DOJ MOVES TO STIFLE UNITED'S 'NEWARK PREMIUM': The Justice Department begins another legal battlenow with United over the airline's ambitions to further dominate carrier presence at Newark, Kathy reports. Already controlling 73 percent of the flights in and out of the New Jersey hub, United has worked a deal to purchase 24 takeoff and landing slots there from Delta.
'An insidious monopoly': Sen. Richard Blumenthal said the Obama administration's lawsuit restates "in bold letters what travelers all over the country have been saying to airlines for years - 'enough is enough.'" In a written statement, the senator called United's control at Newark "an insidious monopoly that has forced the more than 35 million travelers who use Newark Airport annually to pay some of the highest fares in the country."
TRIPADVISOR READY FOR D.C. FIGHT? Pro Tech's Tony Romm reports that TripAdvisor has hired its first-ever Washington lobbyists, selecting the firm Akin Gump Strauss Hauer & Feld to tackle "issues relating to airlines' withholding of fare and schedule information from travel websites," according to a newly filed federal lobbying report. The pickup comes about a year after Rep. Bill Shuster, the leader of the House's transportation committee, introduced a bill that would have allowed airlines to display the cost of flights without including taxes and fees - an idea TripAdvisor and others loudly opposed. Since Shuster's panel is well into its work to reauthorize the FAA, some wonder what new plans he and his congressional allies have in store around airfare transparency.
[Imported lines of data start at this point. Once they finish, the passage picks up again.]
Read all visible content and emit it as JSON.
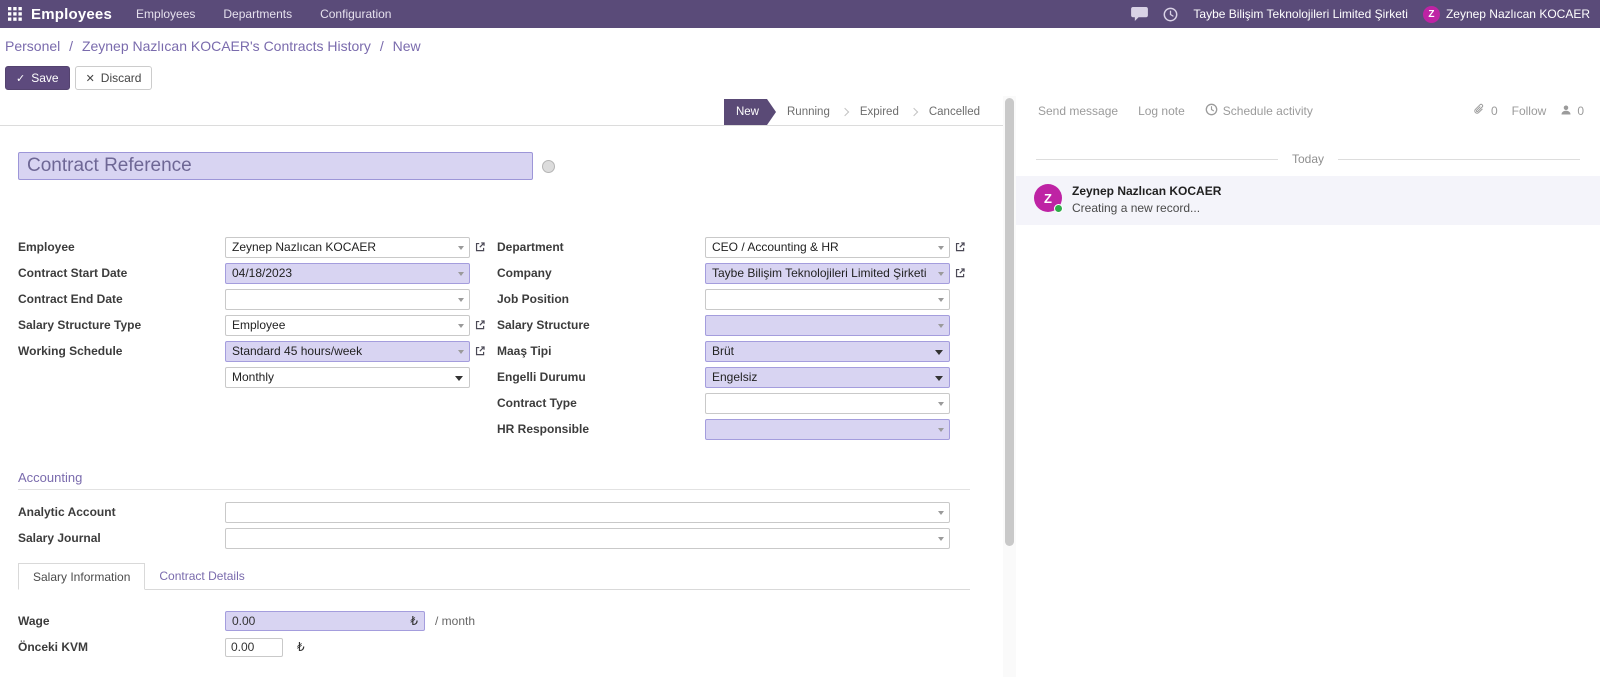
{
  "colors": {
    "navbar_bg": "#5a4b79",
    "accent_purple": "#7a6bad",
    "required_field_bg": "#d8d4f2",
    "stage_active_bg": "#5a4a76",
    "avatar_magenta": "#be23a4",
    "presence_green": "#2fab49"
  },
  "navbar": {
    "brand": "Employees",
    "menus": [
      "Employees",
      "Departments",
      "Configuration"
    ],
    "company": "Taybe Bilişim Teknolojileri Limited Şirketi",
    "user_name": "Zeynep Nazlıcan KOCAER",
    "user_initial": "Z"
  },
  "breadcrumb": {
    "items": [
      "Personel",
      "Zeynep Nazlıcan KOCAER's Contracts History",
      "New"
    ],
    "separator": "/"
  },
  "actions": {
    "save": "Save",
    "discard": "Discard",
    "save_icon": "✓",
    "discard_icon": "✕"
  },
  "statusbar": {
    "stages": [
      "New",
      "Running",
      "Expired",
      "Cancelled"
    ],
    "active": "New"
  },
  "form": {
    "reference_placeholder": "Contract Reference",
    "fields": {
      "employee": {
        "label": "Employee",
        "value": "Zeynep Nazlıcan KOCAER"
      },
      "contract_start_date": {
        "label": "Contract Start Date",
        "value": "04/18/2023"
      },
      "contract_end_date": {
        "label": "Contract End Date",
        "value": ""
      },
      "salary_structure_type": {
        "label": "Salary Structure Type",
        "value": "Employee"
      },
      "working_schedule": {
        "label": "Working Schedule",
        "value": "Standard 45 hours/week"
      },
      "schedule_pay": {
        "value": "Monthly"
      },
      "department": {
        "label": "Department",
        "value": "CEO / Accounting & HR"
      },
      "company": {
        "label": "Company",
        "value": "Taybe Bilişim Teknolojileri Limited Şirketi"
      },
      "job_position": {
        "label": "Job Position",
        "value": ""
      },
      "salary_structure": {
        "label": "Salary Structure",
        "value": ""
      },
      "maas_tipi": {
        "label": "Maaş Tipi",
        "value": "Brüt"
      },
      "engelli_durumu": {
        "label": "Engelli Durumu",
        "value": "Engelsiz"
      },
      "contract_type": {
        "label": "Contract Type",
        "value": ""
      },
      "hr_responsible": {
        "label": "HR Responsible",
        "value": ""
      }
    },
    "accounting": {
      "title": "Accounting",
      "analytic_account": {
        "label": "Analytic Account",
        "value": ""
      },
      "salary_journal": {
        "label": "Salary Journal",
        "value": ""
      }
    },
    "tabs": [
      "Salary Information",
      "Contract Details"
    ],
    "salary": {
      "wage": {
        "label": "Wage",
        "value": "0.00",
        "currency": "₺",
        "suffix": "/ month"
      },
      "onceki_kvm": {
        "label": "Önceki KVM",
        "value": "0.00",
        "currency": "₺"
      }
    }
  },
  "chatter": {
    "send_message": "Send message",
    "log_note": "Log note",
    "schedule_activity": "Schedule activity",
    "attachments": "0",
    "follow": "Follow",
    "followers": "0",
    "today": "Today",
    "message": {
      "author": "Zeynep Nazlıcan KOCAER",
      "body": "Creating a new record...",
      "initial": "Z"
    }
  }
}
NEW LOBBY SHOP TAKES TRANSPO FOCUS: POLITICO Influence reports that Lou Lehrman, formerly with Fabiani & Company and Dutko Worldwide, has started a public affairs firm called Wheelhouse Partners, with plans to work on transportation issues, among others. Part of the crew: Dayton Lehman, founder and president of the Aviation Group at Capitol Business Solutions, and formerly a top DOT lawyer for aviation enforcement. Also onboard: Levon Boyagian, a former T&I staffer and currently the head of his own transportation-focused consulting firm.
THE AUTOBAHN (SPEED READ):
- Portman floats future infrastructure bills as vehicles for international tax reform. POLITICO Pro.
- Canada questions Bombardier's $1 billion bailout. The Wall Street Journal.
- Cuban official says pact for U.S.-Cuba flights expected by year's end. Reuters.
- EIA: Highway Trust Fund sunk to historic low in July. POLITICO Pro.
- Do you drive stick? Fans of manual transmission can't let go. The Wall Street Journal.
- Lufthansa cancels 930 flights for today due to strike. The Associated Press.
THE COUNTDOWN: Highway and transit policy expires in 10 days. DOT appropriations run out in 33 days. FAA reauthorization expires in 142 days. The 2016 presidential election is in 362 days.
WORK SMARTER, NOT HARDER: LEGISLATIVE COMPASS : Pro's Legislative Compass arms policy professionals with the ability to do more than just track bills. In an instant, you can compare bill language, get whip counts, understand where bills originate and track who supports specific legislation in Congress. Empower yourself to make smarter decisions. Contact your account manager directly or schedule your demo today.
THE DAY AHEAD:
All day - The National Association of Career Travel Agents continues its annual conference . Sheraton Kona Resort & Spa Keauhou Bay, 78-128 Ehukai St., Kailua-Kona, Hawaii.
9 a.m. - The FAA holds a meeting at the Radio Technical Commission for Aeronautics headquarters.1150 18th St. N.W., Suite 910.